An old galvanized bucket hangs high in the rafters of our barn (Lookout CA). It has been there for years. Leonard does not clean the bucket or disturb it in any way. Every year our resident barn owls raise one, rarely two, clutches of babies in that bucket. Recently I finally saw the female barn owl in the bucket. It looks as though we will again have barn owl chicks. Yes!!
The barn is used so the owls are accustomed to some activity. The first two days the female owl flew off of the nest onto a rafter and watched me, hissing the entire time. The last two days she has remained on the nest, yet continues to hiss when I enter the barn. I take a quick look up, or a few pictures, and then leave so as not to disturb her excessively.
Barn owls (Tyto alba) nest and roost in dark cavities in farm buildings, trees, cliffs or urban buildings. They breed any time of the year, depending on the availability of food. The owls in our barn only breed and raise families in the spring and summer. Rather than build a new nest barn owls use old nests.
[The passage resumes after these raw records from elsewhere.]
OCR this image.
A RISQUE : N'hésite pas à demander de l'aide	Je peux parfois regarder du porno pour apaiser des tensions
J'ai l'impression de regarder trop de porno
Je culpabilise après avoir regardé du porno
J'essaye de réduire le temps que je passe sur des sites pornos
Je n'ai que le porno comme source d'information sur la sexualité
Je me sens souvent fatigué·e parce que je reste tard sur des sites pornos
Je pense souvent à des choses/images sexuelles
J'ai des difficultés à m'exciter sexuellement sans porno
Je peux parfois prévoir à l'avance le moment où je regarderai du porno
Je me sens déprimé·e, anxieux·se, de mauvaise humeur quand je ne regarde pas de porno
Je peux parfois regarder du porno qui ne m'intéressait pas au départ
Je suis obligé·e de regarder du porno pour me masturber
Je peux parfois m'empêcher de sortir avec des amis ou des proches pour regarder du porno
The nest cup is lined with shredded owl pellets.
The female lays two to nine pure white eggs at intervals of 2 to 3 days. Incubation begins as soon as the first eggs is laid. After 29 to 34 days the eggs hatch at corresponding intervals. As a result there are chicks of different sizes and levels of development in the nest. Usually there are two or three chicks in our bucket nest.
Once the female begins to incubate the chicks and throughout the brooding period the female rarely leaves the nest. On the infrequent occasions she does leave, the male takes over sitting on the eggs. During the incubation and brooding period the male brings food to the female.
Before long there should be pictures of fluffy white owl babies.